“I can make Mademoiselle something very pretty,” began the woman, but the Countess cut her short: “We want to-day a simple, yet smart, coat and skirt, an afternoon Casino and restaurant gown, and a simple, girlish evening dress. We want to take them away now, this morning.”

Mme. Jeanne looked a little uncomfortable, and also a little surprised.

“Everything is very dear——” she began, hesitatingly, “though of course I should always make a very special price for Madame la Comtesse.”

“I count on that, my good Jeanne, for Mademoiselle will pay ready money.”

The woman’s face cleared as if by magic. “If I have not got exactly what Mademoiselle requires, I can borrow something from one or two of my rivals,” she said smiling.

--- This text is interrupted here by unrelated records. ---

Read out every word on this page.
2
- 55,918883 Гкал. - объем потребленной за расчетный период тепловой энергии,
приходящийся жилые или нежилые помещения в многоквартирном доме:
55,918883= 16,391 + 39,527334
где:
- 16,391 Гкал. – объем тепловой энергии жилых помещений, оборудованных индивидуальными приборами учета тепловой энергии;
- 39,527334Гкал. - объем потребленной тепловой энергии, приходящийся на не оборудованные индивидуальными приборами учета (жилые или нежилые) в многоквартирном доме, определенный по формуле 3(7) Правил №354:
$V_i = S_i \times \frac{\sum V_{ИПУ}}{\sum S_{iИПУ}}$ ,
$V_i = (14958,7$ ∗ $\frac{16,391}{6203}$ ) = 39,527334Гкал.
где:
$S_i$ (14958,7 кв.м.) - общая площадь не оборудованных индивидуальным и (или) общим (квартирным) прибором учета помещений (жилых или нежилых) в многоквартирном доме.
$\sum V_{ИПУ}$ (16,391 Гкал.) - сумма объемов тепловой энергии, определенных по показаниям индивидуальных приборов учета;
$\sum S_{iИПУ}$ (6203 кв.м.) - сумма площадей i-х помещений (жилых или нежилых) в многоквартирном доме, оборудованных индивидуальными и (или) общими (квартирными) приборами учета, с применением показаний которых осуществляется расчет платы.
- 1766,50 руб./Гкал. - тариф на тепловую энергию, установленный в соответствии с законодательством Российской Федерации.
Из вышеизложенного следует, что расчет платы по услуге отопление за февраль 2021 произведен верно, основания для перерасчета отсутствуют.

The two ladies were shown into an inner room panelled with looking-glass. There they waited for a very few minutes—though the Countess was fidgety, and kept saying that she thought Jeanne might hurry herself a little more—before two neatly-dressed girls with beautifully-done hair, brought in, the one a selection of delightful-looking pale grey and cream coats and skirts, and the other an armful of filmy white blouses.

Lily tried on all the coats and skirts, but the second one she had put on obviously suited her the best. It was of a delicate, pale brownish-grey tint, and though it was very simply made, she was at once agreeably aware, as she gazed this way and that, seeing reflections of herself wherever she turned, that she had never looked so well-dressed in her life as she looked in this little coat and skirt.

As for the blouses to be worn with the frock, they were all so pretty that she could not make up her mind between them, and she ended by choosing five.

Before she took off the coat and skirt, Mme. Jeanne suddenly exclaimed: “Surely Mademoiselle will want a hat to match the costume?” And before Lily could answer a delightful little grey toque, trimmed with Mercury wings, was produced.

The selection of a muslin gown and of a silk coatee to wear with it was a very quick affair. In spite of the Countess’s objection to mauve, Mme. Jeanne persuaded her that Mademoiselle would look well in deep violet. The collar and cuffs of the coatee were of dark fur, and the same note of colour was repeated in a tiny round purple hat trimmed with some pompoms of fur which Lily felt she must certainly buy too!